Greenberg led the American League in homers in 1946 with 44, came to Pittsburgh near the end of a Hall of Fame career, smacked 25 more, some beyond the left-field fence the Pirates shortened specifically for him (hence the beloved term "Greenberg Gardens") and never played again.

LaRoche jerked 32 homers for the Braves last year, tied for seventh in the National League in slugging percentage and should end up playing the bulk of his career on the North Side. As of this writing, no plans are apparent to alter the Clemente Wall in right field or move the Allegheny River closer to home plate for LaRoche's pleasure.

But short of that, the acquisition of LaRoche is a landscape changing event for a franchise with 14 consecutive losing seasons. Should the Pirates draw close to 2 million again this year, a major portion of the audience will walk in for the same reason, to see LaRoche hit the ball over the wall in right, the wall placed in that exact spot for the kind of left-handed hitter the Pirates haven't had since Brian Giles went away. To an equally important extent, the club's often dispirited fan base can't wait to see what impact LaRoche's presence will have on the balance of a lineup that suddenly looks highly professional.

"I have not talked with him about expectations specifically," said Pirates general manager Dave Littlefield, "other than having some discussions early on just to give him a sense that there were a lot of people who seem to like having him aboard in the middle of the lineup. We might have touched on expectations being larger than what he's had, but obviously he's been around that guy everyone depends on, and seen the way players like Chipper Jones and Andruw Jones handle it.

"Of course, when it's on your shoulders, it's a different situation."

That it is, and maybe you've noticed that the spring has not exactly bloomed with Bradenton dispatches describing LaRoche homers as long and frequent. You'd be perfectly justified in dismissing that as irrelevant, but come Monday, just about every move LaRoche makes will take on the kind of baseball relevance rarely seen in these parts in, oh, randomly, 14 years.

"He's growing into it," Littlefield said. "He's 27 years old, and I feel comfortable that he'll continue to progress. My sense of it is that he's been around baseball his whole life, and has performed well as he got more playing time last year in a challenging environment. He's had the experience of playoff baseball and played a lot of pressurized games."

With the Braves playing themselves out of contention in the National League East, LaRoche flourished in those desperate days after the All-Star break, when he hit .323.
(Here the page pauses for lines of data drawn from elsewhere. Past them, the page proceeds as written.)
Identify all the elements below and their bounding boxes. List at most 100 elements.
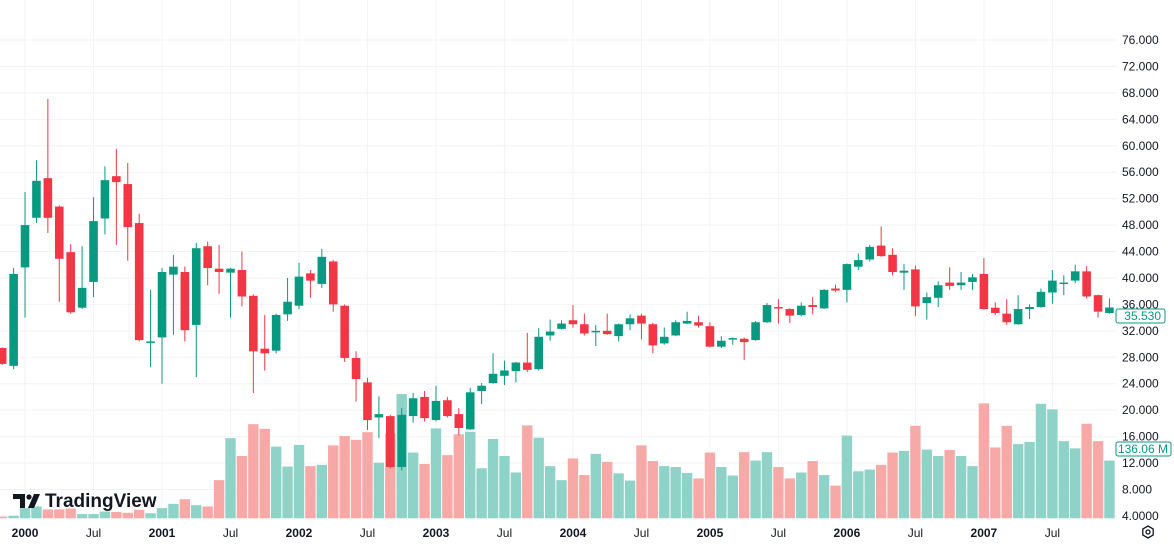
x-tick-label: Jul <box>771 526 786 540</box>
candle-body <box>157 272 167 338</box>
volume-bar <box>624 480 636 519</box>
candle-body <box>751 322 760 341</box>
volume-bar <box>156 508 168 519</box>
y-tick-label: 60.000 <box>1122 139 1159 153</box>
volume-bar <box>225 438 236 519</box>
candle-body <box>865 246 875 260</box>
x-tick-label: 2003 <box>423 526 450 540</box>
volume-bar <box>339 436 350 519</box>
candle-body <box>283 301 292 315</box>
x-tick-label: 2005 <box>697 526 724 540</box>
candle-body <box>1059 282 1069 285</box>
volume-bar <box>818 475 830 519</box>
candle-body <box>796 305 806 315</box>
volume-bar <box>841 435 853 519</box>
volume-bar <box>465 431 476 519</box>
volume-bar <box>42 509 54 519</box>
y-tick-label: 76.000 <box>1122 33 1159 47</box>
volume-bar <box>316 464 328 519</box>
candle-body <box>317 256 327 284</box>
candle-body <box>637 315 646 324</box>
y-tick-label: 16.000 <box>1122 430 1159 444</box>
candle-body <box>420 396 429 419</box>
candle-body <box>443 400 452 417</box>
volume-bar <box>910 425 921 519</box>
candle-body <box>911 269 920 307</box>
x-tick-label: 2007 <box>971 526 998 540</box>
candle-body <box>1036 291 1046 308</box>
volume-bar <box>8 515 19 519</box>
price-axis[interactable]: 76.000 72.000 68.000 64.000 60.000 56.000 52.0… <box>1122 33 1159 523</box>
candle-body <box>659 336 669 344</box>
volume-bar <box>236 455 248 519</box>
logo-text: TradingView <box>45 491 157 512</box>
x-tick-label: Jul <box>908 526 923 540</box>
candle-body <box>899 270 909 273</box>
candle-body <box>876 245 886 257</box>
candle-body <box>511 362 521 372</box>
volume-bar <box>362 432 373 519</box>
candle-body <box>203 246 212 269</box>
volume-bar <box>796 472 807 519</box>
candle-body <box>54 206 64 259</box>
candle-body <box>580 324 589 334</box>
candle-body <box>625 318 635 325</box>
volume-bar <box>659 466 670 519</box>
volume-bar <box>830 485 841 519</box>
volume-bar <box>898 450 910 519</box>
volume-bar <box>933 455 944 519</box>
candle-body <box>785 309 795 316</box>
x-tick-label: 2006 <box>834 526 861 540</box>
volume-bar <box>533 437 544 519</box>
candle-body <box>842 264 852 290</box>
candle-body <box>945 282 954 286</box>
y-tick-label: 36.000 <box>1122 297 1159 311</box>
volume-bar <box>293 444 305 519</box>
candle-body <box>328 261 338 305</box>
candle-body <box>568 320 578 325</box>
candle-body <box>1013 309 1023 325</box>
volume-bar <box>259 428 270 519</box>
volume-bar <box>556 480 567 519</box>
y-tick-label: 72.000 <box>1122 59 1159 73</box>
candle-body <box>591 330 601 333</box>
volume-bar <box>442 455 453 519</box>
candle-body <box>500 370 509 376</box>
candle-body <box>134 223 144 341</box>
candle-body <box>1002 313 1012 323</box>
volume-bar <box>647 461 659 519</box>
volume-bar <box>510 472 522 519</box>
candle-body <box>249 295 258 352</box>
candle-body <box>20 225 30 268</box>
volume-bar <box>145 513 156 519</box>
volume-bar <box>750 460 761 519</box>
y-tick-label: 44.000 <box>1122 245 1159 259</box>
volume-bar <box>716 466 727 519</box>
volume-bar <box>978 403 990 519</box>
candle-body <box>294 276 304 306</box>
candle-body <box>819 289 829 309</box>
y-tick-label: 20.000 <box>1122 403 1159 417</box>
volume-bar <box>350 439 362 519</box>
candle-body <box>112 176 121 183</box>
tradingview-logo-icon <box>13 494 40 508</box>
volume-bar <box>328 445 339 519</box>
candle-body <box>43 178 53 218</box>
candle-body <box>739 338 749 343</box>
candle-body <box>226 268 235 273</box>
candle-body <box>1070 271 1080 281</box>
candle-body <box>89 221 98 282</box>
x-tick-label: Jul <box>1045 526 1060 540</box>
volume-bar <box>807 461 818 519</box>
candle-body <box>363 382 372 421</box>
settings-icon[interactable] <box>1142 525 1154 539</box>
volume-bar <box>373 462 385 519</box>
candle-body <box>214 268 224 273</box>
tradingview-logo[interactable]: TradingView <box>13 491 157 512</box>
candle-body <box>1093 295 1103 312</box>
candle-body <box>888 254 897 273</box>
candle-body <box>545 331 555 336</box>
x-tick-label: Jul <box>86 526 101 540</box>
time-axis[interactable]: 2000 Jul 2001 Jul 2002 Jul 2003 Jul 2004 Jul 2005 J… <box>12 526 1060 540</box>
The guess here is that LaRoche will thrive with the Pirates, and that he'll make the hitters around him better. If, for reasons other than health, he fails or regresses, both he and the general manager who weathered so much flak to acquire him could be in for a cruel, cruel summer.

On a team that hit a league-low 141 homers a year ago, LaRoche might be the most conspicuous new Pirate since, umm, Hank Greenberg.

If you're wondering how that worked out, the team Greenberg joined had won 63 games in 1946. With Hank aboard, the Pirates won 62, and that was with Ralph Kiner belting 51 homers. Hank's Hall of Fame presence apparently proved less inspiring to the likes of Dixie Howell, Jimmy Bloodworth and Eddie Basinski.

LaRoche will have better luck, helping the Pirates to their first winning season since 1992. I'm saying 82-80. It's what I said last year, and it's bound to happen eventually.